Quand nous regardons de plus près les différents domaines décrits dans ce passage biblique, nous constatons que les différents exemples ne sont pas si étrangers que cela à notre connaissance. Les différents mystères de la vie ont été percés les uns après les autres. L’inconnaissance a reculé de plus en plus au fur et à mesure que la science progressait. Mais déjà, à l’époque biblique, les hommes savaient d’où venait l’eau qui fait la mer. Ils connaissaient les cycles astronomiques. Ils savaient aussi le grand cycle de la nature qui, comme le dira plus tard Monod, peut être vu comme un intestin géant. Ils savaient les temps de gestation etc. Ils le savaient, mais pas individuellement disais-je à l’instant. Nous avons nos zones d’ombre, nos zones d’inconnaissance qui sont éclairées par d’autres qui se sont spécialisés dans des directions que nous n’avons pas le temps ou pas le goût de prendre. Cela nous dit qu’il y a de la transcendance, qui n’est pas seulement verticale entre nous et le ciel, mais aussi de la transcendance horizontale, entre nous et l’autre, entre nous et les autres. L’autre, celui qui se tient là, à mes côtés, un peu plus loin, beaucoup plus loin, celui que je ne vois même plus, est non seulement une figure de l’altérité, mais aussi une figure de la transcendance. L’autre est celui qui me révèle que le monde, la vie, la connaissance, sont infiniment plus grands que nous, bien sûr, et infiniment plus grands que ce que nous pouvons penser.

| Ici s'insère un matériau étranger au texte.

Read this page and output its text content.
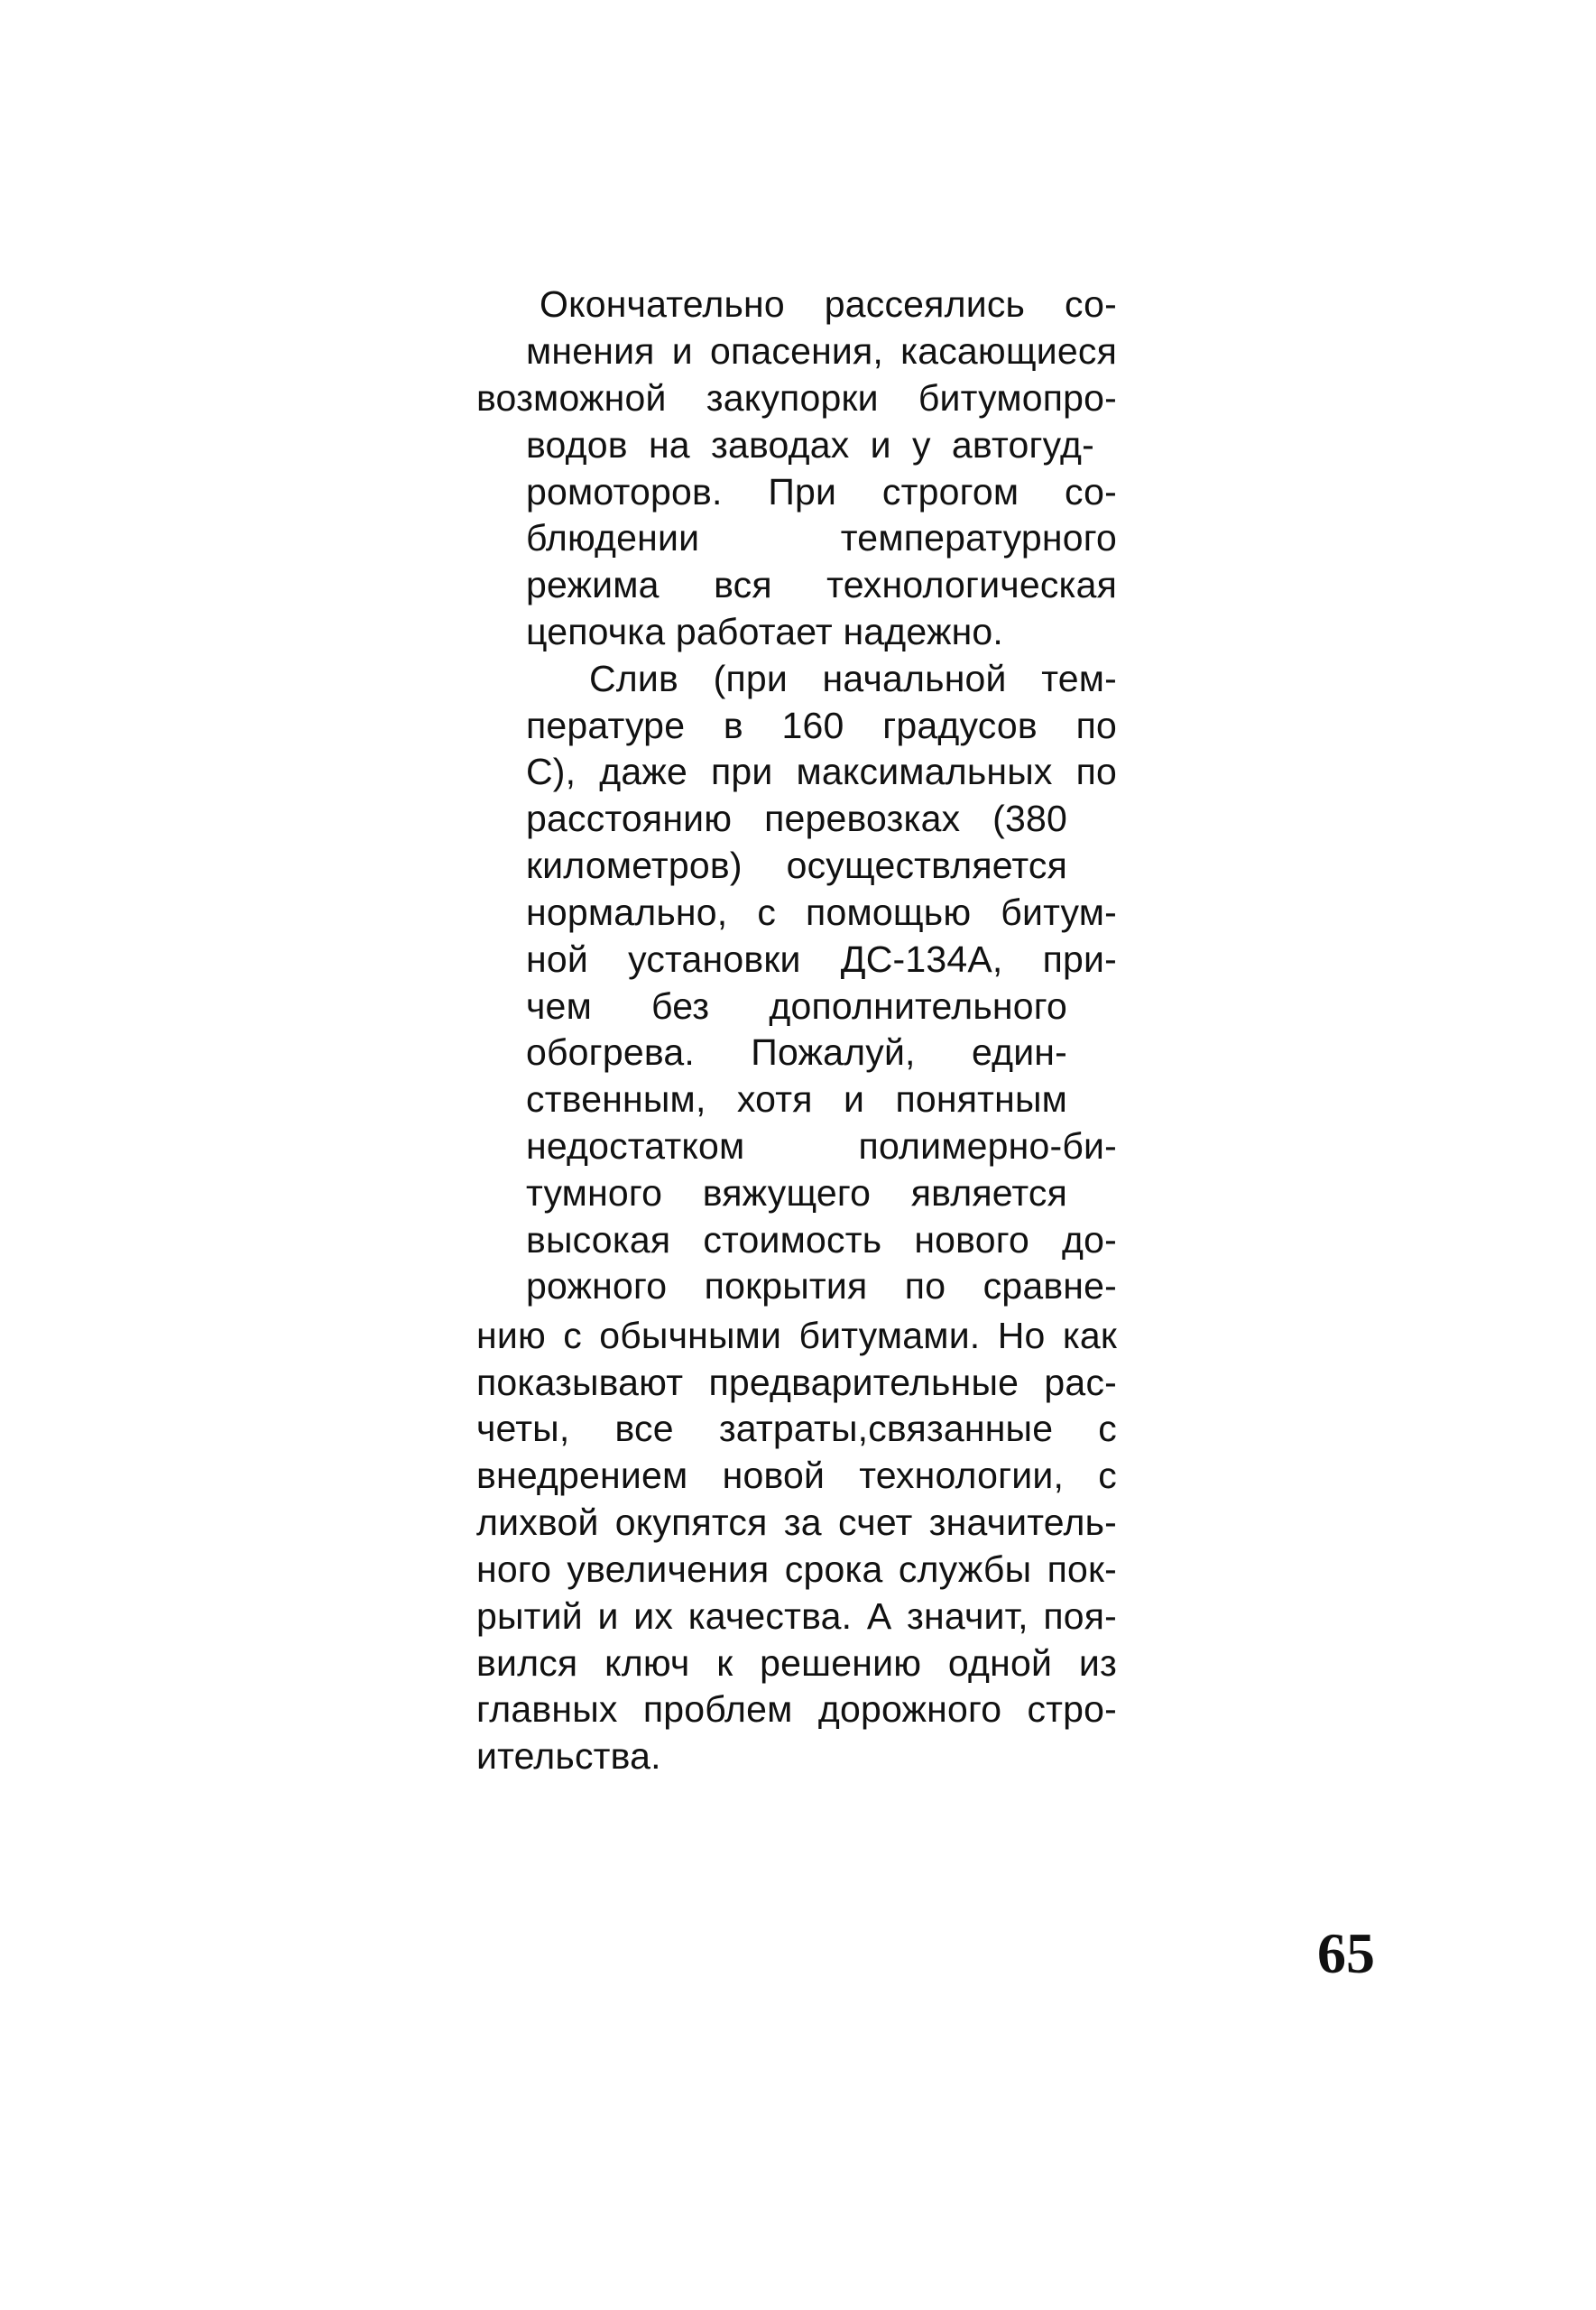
Окончательно рассеялись со-
мнения и опасения, касающиеся
возможной закупорки битумопро-
водов на заводах и у автогуд-
ромоторов. При строгом со-
блюдении температурного
режима вся технологическая
цепочка работает надежно.
Слив (при начальной тем-
пературе в 160 градусов по
С), даже при максимальных по
расстоянию перевозках (380
километров) осуществляется
нормально, с помощью битум-
ной установки ДС-134А, при-
чем без дополнительного
обогрева. Пожалуй, един-
ственным, хотя и понятным
недостатком полимерно-би-
тумного вяжущего является
высокая стоимость нового до-
рожного покрытия по сравне-
нию с обычными битумами. Но как
показывают предварительные рас-
четы, все затраты,связанные с
внедрением новой технологии, с
лихвой окупятся за счет значитель-
ного увеличения срока службы пок-
рытий и их качества. А значит, поя-
вился ключ к решению одной из
главных проблем дорожного стро-
ительства.
65
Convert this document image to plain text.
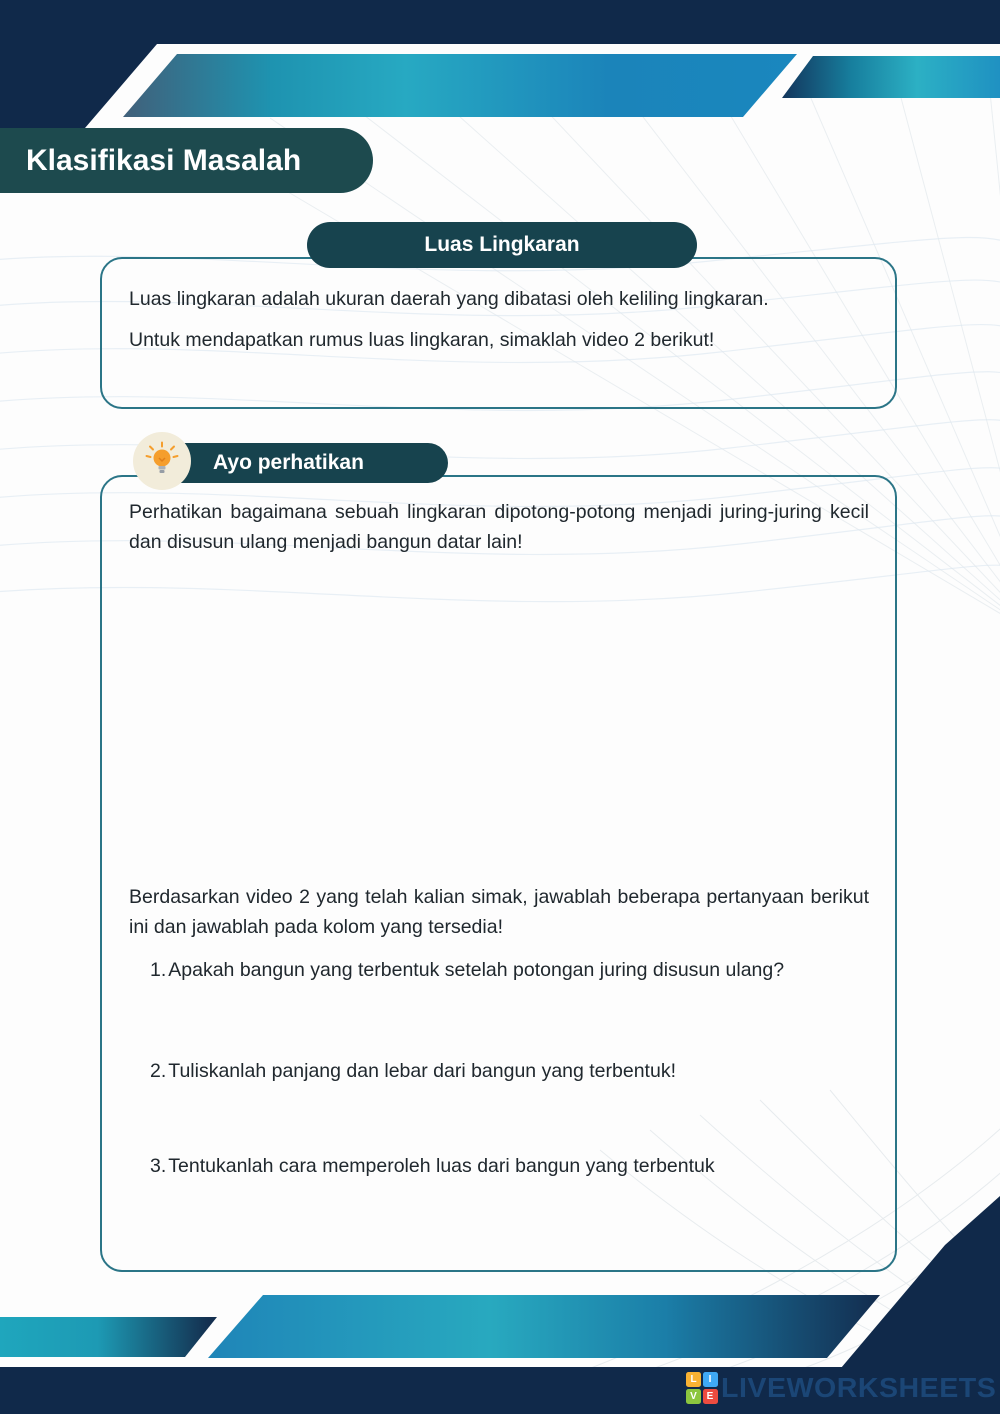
Klasifikasi Masalah
Luas Lingkaran

Luas lingkaran adalah ukuran daerah yang dibatasi oleh keliling lingkaran.

Untuk mendapatkan rumus luas lingkaran, simaklah video 2 berikut!

Ayo perhatikan

Perhatikan bagaimana sebuah lingkaran dipotong-potong menjadi juring-juring kecil dan disusun ulang menjadi bangun datar lain!

Berdasarkan video 2 yang telah kalian simak, jawablah beberapa pertanyaan berikut ini dan jawablah pada kolom yang tersedia!

1. Apakah bangun yang terbentuk setelah potongan juring disusun ulang?
2. Tuliskanlah panjang dan lebar dari bangun yang terbentuk!
3. Tentukanlah cara memperoleh luas dari bangun yang terbentuk
L	I
V E LIVEWORKSHEETS
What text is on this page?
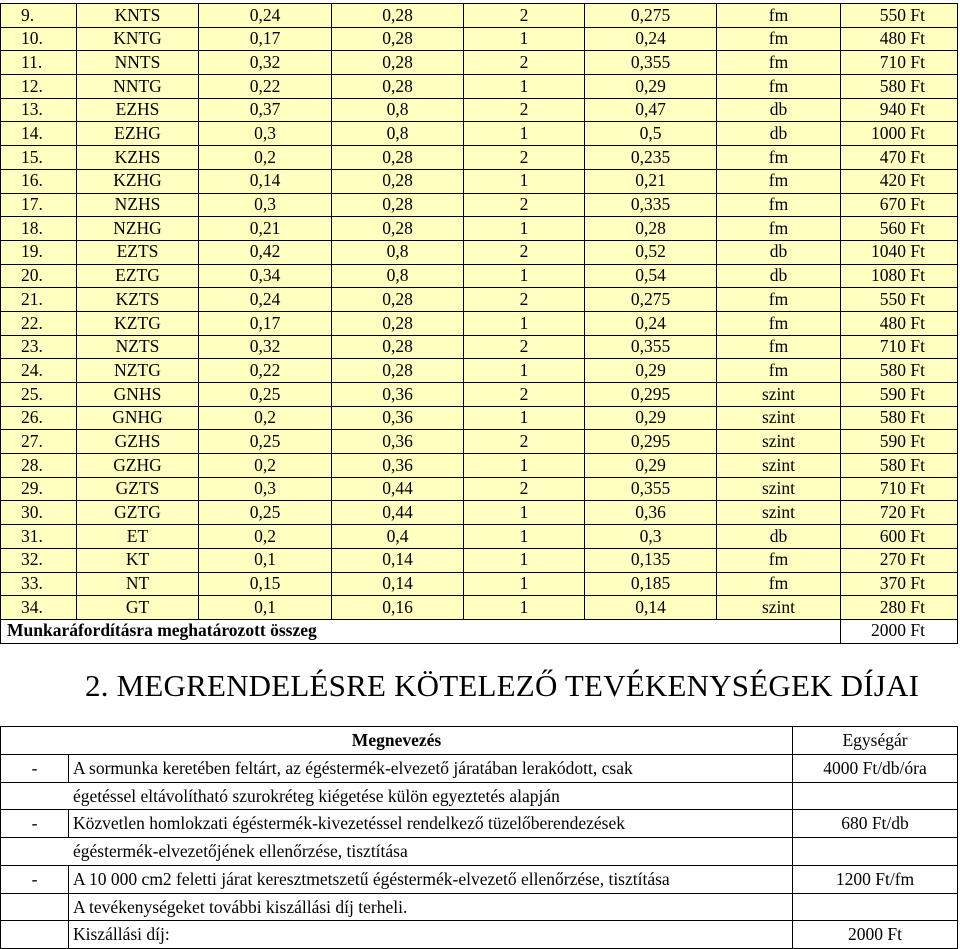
9.	KNTS	0,24	0,28	2	0,275	fm	550 Ft
10.	KNTG	0,17	0,28	1	0,24	fm	480 Ft
11.	NNTS	0,32	0,28	2	0,355	fm	710 Ft
12.	NNTG	0,22	0,28	1	0,29	fm	580 Ft
13.	EZHS	0,37	0,8	2	0,47	db	940 Ft
14.	EZHG	0,3	0,8	1	0,5	db	1000 Ft
15.	KZHS	0,2	0,28	2	0,235	fm	470 Ft
16.	KZHG	0,14	0,28	1	0,21	fm	420 Ft
17.	NZHS	0,3	0,28	2	0,335	fm	670 Ft
18.	NZHG	0,21	0,28	1	0,28	fm	560 Ft
19.	EZTS	0,42	0,8	2	0,52	db	1040 Ft
20.	EZTG	0,34	0,8	1	0,54	db	1080 Ft
21.	KZTS	0,24	0,28	2	0,275	fm	550 Ft
22.	KZTG	0,17	0,28	1	0,24	fm	480 Ft
23.	NZTS	0,32	0,28	2	0,355	fm	710 Ft
24.	NZTG	0,22	0,28	1	0,29	fm	580 Ft
25.	GNHS	0,25	0,36	2	0,295	szint	590 Ft
26.	GNHG	0,2	0,36	1	0,29	szint	580 Ft
27.	GZHS	0,25	0,36	2	0,295	szint	590 Ft
28.	GZHG	0,2	0,36	1	0,29	szint	580 Ft
29.	GZTS	0,3	0,44	2	0,355	szint	710 Ft
30.	GZTG	0,25	0,44	1	0,36	szint	720 Ft
31.	ET	0,2	0,4	1	0,3	db	600 Ft
32.	KT	0,1	0,14	1	0,135	fm	270 Ft
33.	NT	0,15	0,14	1	0,185	fm	370 Ft
34.	GT	0,1	0,16	1	0,14	szint	280 Ft
Munkaráfordításra meghatározott összeg							2000 Ft
2. MEGRENDELÉSRE KÖTELEZŐ TEVÉKENYSÉGEK DÍJAI
Megnevezés		Egységár
-	A sormunka keretében feltárt, az égéstermék-elvezető járatában lerakódott, csak	4000 Ft/db/óra
égetéssel eltávolítható szurokréteg kiégetése külön egyeztetés alapján		
-	Közvetlen homlokzati égéstermék-kivezetéssel rendelkező tüzelőberendezések	680 Ft/db
égéstermék-elvezetőjének ellenőrzése, tisztítása		
-	A 10 000 cm2 feletti járat keresztmetszetű égéstermék-elvezető ellenőrzése, tisztítása	1200 Ft/fm
	A tevékenységeket további kiszállási díj terheli.	
	Kiszállási díj:	2000 Ft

Le théologien John Hick avait une image saisissante pour parler des religions. Il proposait d’imaginer des peuples vivant et se déplaçant dans des vallées différentes. Chaque peuple est confronté à des épreuves particulières ; chaque peuple développe des projets spécifiques ; chaque peuple accumule des expériences qui lui sont propres. Puis vient un moment où ces différents peuples se retrouvent dans une même vallée. Ils partagent leurs expériences, leurs découvertes, leurs explications et les réponses qu’ils ont données aux grandes énigmes de l’univers. Ce pourrait être cela le dialogue interreligieux : partager les expériences qui sont détentrices de vérités qui, jusque là, ont échappé aux autres, nous ont échappé.

Notre capacité à conjuguer nos expériences, nos savoirs, nos analyses, nos compétences avec celles des autres, voilà ce qu’il y a de divin dans notre vie, voilà ce qui transcende notre quotidien, voilà ce qui est à même de transcender notre avenir.